Colleague, friend, and leading economist, Alan Nevin, wrote a fascinating article for the San Diego Daily Transcript on the relationship between apartment construction costs and rental rates.

The analysis shows the difference in the costs of developing three different types of apartment projects in San Diego County. The three types are a three-story garden walk-up, a five-story with two decks of above-surface concrete parking (known as podium parking) and a 22-story high-rise.
Each assumes current land costs, construction costs, the price of money and each assumes a 200-unit project with apartment units averaging 850 square feet.

I won’t spoil the results of the analysis, but will say that it certainly shows the long-term investment potential of apartments.

Source: San Diego Daily Transcript

Tamara Boeck, writing for the Stoel Rives blog, Ahead of Schedule, has written an excellent analysis on a very important appellate decision in the state of California. The case: Regional Steel Corporation v. Liberty Surplus Insurance Corporation (PDF) (May 16, 2014, No. BC464209) Cal.App.2d. [2014 WL 2643242]

The facts of this dispute are not unfamiliar, and could be substituted for many projects by changing the name, location, and nature. Here, the owner/GC of a 14-story mixed-use apartment project hired a subcontractor to erect the steel and another subcontractor to pour concrete.

The owner also retained Quality Assurance, presumably, to do just that. As a part of the construction process, the steel subcontractor (Regional) submitted shop drawings during a four-month period. The owner/GC and the owner’s engineer approved the drawings, which identified two types of seismic hooks. Four months after the last shop drawing approval, the City issued a correction notice requiring the exclusive use of only one type of hook. The owner became aware of the problem four months after the correction notice, and thereafter stopped further concrete pours until the hook issue was resolved.

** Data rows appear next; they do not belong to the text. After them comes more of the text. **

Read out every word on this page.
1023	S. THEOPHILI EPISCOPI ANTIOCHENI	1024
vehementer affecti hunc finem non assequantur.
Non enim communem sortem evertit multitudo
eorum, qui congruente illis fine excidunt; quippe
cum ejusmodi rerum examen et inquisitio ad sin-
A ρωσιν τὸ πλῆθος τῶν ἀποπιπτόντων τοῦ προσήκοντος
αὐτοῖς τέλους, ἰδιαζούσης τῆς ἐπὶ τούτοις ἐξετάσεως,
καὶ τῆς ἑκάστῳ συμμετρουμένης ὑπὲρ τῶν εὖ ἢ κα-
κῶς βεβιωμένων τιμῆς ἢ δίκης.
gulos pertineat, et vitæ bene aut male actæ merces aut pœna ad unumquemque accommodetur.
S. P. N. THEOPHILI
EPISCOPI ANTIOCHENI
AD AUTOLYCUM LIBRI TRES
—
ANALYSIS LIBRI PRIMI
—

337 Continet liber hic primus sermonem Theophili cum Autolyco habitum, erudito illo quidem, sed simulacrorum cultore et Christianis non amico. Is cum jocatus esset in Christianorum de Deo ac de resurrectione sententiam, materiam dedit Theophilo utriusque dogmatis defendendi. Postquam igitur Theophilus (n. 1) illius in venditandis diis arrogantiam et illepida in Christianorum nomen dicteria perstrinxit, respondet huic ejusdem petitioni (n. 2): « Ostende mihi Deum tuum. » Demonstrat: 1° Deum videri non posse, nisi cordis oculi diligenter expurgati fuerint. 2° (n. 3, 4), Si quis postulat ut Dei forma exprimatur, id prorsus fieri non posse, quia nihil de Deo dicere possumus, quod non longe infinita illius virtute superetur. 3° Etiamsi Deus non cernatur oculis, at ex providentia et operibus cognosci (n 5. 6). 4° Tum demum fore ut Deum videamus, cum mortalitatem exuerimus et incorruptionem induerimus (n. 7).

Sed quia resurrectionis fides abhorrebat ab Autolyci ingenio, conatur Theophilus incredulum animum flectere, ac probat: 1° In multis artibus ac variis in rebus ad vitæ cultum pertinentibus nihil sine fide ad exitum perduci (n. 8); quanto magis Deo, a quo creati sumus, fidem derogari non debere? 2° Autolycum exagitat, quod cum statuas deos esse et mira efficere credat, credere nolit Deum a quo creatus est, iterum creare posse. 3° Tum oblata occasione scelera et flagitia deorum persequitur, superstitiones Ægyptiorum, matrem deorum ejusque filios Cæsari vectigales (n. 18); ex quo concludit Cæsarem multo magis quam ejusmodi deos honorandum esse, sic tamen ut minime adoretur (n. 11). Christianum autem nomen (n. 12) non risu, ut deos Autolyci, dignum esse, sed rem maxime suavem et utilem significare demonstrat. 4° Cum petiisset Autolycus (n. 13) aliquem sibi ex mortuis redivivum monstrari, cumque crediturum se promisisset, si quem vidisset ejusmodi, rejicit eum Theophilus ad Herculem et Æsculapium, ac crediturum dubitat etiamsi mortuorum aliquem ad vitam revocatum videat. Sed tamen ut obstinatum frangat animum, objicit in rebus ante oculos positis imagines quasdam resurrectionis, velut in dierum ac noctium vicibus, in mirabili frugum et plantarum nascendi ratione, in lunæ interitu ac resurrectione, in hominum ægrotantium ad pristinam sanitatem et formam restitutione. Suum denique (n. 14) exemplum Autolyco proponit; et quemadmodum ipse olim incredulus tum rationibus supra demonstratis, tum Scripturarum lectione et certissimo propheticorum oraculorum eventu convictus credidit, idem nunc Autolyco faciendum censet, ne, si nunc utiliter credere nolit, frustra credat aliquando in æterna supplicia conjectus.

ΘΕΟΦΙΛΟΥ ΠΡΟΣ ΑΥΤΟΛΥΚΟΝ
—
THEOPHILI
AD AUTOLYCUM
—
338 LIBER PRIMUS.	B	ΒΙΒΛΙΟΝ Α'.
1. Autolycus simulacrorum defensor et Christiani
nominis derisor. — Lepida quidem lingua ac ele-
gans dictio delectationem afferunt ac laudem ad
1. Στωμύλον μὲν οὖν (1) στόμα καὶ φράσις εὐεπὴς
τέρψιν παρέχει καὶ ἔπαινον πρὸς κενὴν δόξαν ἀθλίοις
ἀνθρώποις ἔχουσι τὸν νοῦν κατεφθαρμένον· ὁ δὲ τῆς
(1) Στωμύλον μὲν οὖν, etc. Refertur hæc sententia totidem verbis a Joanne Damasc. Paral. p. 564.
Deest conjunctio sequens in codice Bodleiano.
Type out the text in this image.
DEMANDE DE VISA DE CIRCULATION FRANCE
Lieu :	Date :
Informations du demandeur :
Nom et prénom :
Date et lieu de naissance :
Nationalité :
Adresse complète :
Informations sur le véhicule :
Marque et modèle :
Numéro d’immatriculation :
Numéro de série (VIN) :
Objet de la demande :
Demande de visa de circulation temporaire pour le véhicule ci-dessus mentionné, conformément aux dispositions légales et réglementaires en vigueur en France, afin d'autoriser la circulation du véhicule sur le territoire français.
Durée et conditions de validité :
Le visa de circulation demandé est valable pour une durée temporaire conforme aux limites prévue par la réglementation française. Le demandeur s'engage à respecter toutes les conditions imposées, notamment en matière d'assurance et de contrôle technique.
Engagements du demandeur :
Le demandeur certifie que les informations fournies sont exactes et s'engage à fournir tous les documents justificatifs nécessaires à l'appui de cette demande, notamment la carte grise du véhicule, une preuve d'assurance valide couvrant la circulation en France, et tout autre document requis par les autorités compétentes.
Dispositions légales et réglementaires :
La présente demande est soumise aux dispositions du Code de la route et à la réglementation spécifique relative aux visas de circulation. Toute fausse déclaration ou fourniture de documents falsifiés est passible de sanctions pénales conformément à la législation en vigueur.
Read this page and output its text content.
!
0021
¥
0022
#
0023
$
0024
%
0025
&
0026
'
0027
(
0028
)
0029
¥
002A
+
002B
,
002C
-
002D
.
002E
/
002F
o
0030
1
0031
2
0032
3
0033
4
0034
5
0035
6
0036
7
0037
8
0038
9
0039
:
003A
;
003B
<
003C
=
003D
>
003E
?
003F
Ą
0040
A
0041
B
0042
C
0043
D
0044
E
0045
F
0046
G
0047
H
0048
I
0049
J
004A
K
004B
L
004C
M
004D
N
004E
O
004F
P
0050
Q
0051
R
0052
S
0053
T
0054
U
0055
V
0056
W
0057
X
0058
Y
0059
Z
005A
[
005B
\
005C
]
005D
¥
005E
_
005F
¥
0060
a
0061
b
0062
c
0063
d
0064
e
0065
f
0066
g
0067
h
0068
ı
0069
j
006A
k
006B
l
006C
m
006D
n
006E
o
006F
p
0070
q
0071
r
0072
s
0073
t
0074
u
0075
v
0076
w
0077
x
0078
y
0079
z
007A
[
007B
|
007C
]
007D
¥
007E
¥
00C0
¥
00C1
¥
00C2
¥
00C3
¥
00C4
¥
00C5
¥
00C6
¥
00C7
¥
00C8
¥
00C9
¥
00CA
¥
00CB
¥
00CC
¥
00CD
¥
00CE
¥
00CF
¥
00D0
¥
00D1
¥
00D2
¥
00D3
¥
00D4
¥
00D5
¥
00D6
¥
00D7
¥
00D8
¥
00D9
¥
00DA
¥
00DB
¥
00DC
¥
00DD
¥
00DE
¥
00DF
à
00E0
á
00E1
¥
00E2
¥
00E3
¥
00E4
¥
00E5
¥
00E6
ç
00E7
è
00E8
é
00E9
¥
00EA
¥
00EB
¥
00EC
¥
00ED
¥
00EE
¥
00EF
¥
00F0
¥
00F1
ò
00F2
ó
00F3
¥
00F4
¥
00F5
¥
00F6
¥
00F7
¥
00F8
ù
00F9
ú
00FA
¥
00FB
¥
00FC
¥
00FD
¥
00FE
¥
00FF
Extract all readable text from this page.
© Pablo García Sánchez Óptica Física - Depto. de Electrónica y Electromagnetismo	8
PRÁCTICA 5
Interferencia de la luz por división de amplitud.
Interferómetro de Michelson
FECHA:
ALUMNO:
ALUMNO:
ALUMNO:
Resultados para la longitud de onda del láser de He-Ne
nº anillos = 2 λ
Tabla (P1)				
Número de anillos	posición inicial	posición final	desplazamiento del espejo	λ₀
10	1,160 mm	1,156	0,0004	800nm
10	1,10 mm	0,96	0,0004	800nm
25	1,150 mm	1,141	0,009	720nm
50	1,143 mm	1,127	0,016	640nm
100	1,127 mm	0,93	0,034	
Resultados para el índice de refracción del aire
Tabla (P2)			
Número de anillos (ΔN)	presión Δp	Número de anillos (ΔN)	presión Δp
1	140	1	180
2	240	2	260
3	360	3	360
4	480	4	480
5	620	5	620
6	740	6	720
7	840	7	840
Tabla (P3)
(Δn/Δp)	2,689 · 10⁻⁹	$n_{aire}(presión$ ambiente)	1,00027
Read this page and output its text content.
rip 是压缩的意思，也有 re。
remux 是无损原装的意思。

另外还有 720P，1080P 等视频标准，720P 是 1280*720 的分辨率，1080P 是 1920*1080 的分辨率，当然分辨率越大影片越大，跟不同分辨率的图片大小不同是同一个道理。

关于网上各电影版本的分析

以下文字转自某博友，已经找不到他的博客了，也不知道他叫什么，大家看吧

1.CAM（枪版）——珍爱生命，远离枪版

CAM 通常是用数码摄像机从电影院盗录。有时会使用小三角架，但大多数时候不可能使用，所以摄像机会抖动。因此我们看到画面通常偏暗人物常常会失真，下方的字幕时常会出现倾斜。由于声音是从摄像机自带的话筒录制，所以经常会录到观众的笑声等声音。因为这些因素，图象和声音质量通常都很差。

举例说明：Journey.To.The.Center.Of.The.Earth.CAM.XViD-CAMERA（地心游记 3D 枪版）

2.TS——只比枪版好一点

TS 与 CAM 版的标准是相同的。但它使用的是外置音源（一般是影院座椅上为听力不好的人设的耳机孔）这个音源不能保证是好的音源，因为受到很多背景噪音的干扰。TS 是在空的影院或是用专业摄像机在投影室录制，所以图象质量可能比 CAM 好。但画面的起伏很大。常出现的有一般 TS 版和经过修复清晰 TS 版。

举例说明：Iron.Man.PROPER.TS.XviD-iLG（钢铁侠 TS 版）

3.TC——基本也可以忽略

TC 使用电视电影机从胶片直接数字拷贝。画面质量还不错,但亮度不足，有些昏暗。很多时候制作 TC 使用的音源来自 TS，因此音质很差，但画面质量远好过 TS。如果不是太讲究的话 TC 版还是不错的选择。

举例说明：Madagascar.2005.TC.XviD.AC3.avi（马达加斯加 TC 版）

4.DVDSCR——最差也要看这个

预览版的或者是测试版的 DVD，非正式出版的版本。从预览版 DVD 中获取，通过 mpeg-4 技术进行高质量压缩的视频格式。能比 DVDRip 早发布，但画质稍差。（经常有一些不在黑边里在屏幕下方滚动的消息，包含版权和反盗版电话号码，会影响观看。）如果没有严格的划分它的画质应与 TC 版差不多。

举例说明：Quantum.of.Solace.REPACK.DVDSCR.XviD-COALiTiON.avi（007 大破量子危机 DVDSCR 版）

The City then notified the owner/GC that the first three levels and part of the fourth level of the building had defective hooks and required repairs. The owner/GC withheld $545,000 of Regional’s progress payments as a result. Not surprisingly litigation followed, including a claim against Regional for the defective hooks, the engineer for approving the shop drawings, the concrete subcontractor for not catching Regional’s error, and Quality Assurance for, well, not providing quality assurance.

The owner/GC alleged that it was damaged because completion of the project was delayed, resulting in loss of use, loss of rental income, and other damages. Thereafter, the owner/GC filed a first amended cross-complaint adding claims based upon theories of negligence and negligent interference with economic advantage, and asserted claims against the parties’ performance bonds.

Ultimately, the insurer denied coverage for Regional (the contractor) because there was no evidence established of resultant damage. This is a critical element in construction defect claims in the state of California, and unfortunately, poorly understood in the building industry outside of the realm of construction defect litigation.

The actual workmanship of a contractor is not covered by standard CGL policies, unless it results in damage to another component. According to the Court in this case, “The risk of replacing and repairing defective materials or poor workmanship has generally been considered a commercial risk which is not passed on to the liability insurer.”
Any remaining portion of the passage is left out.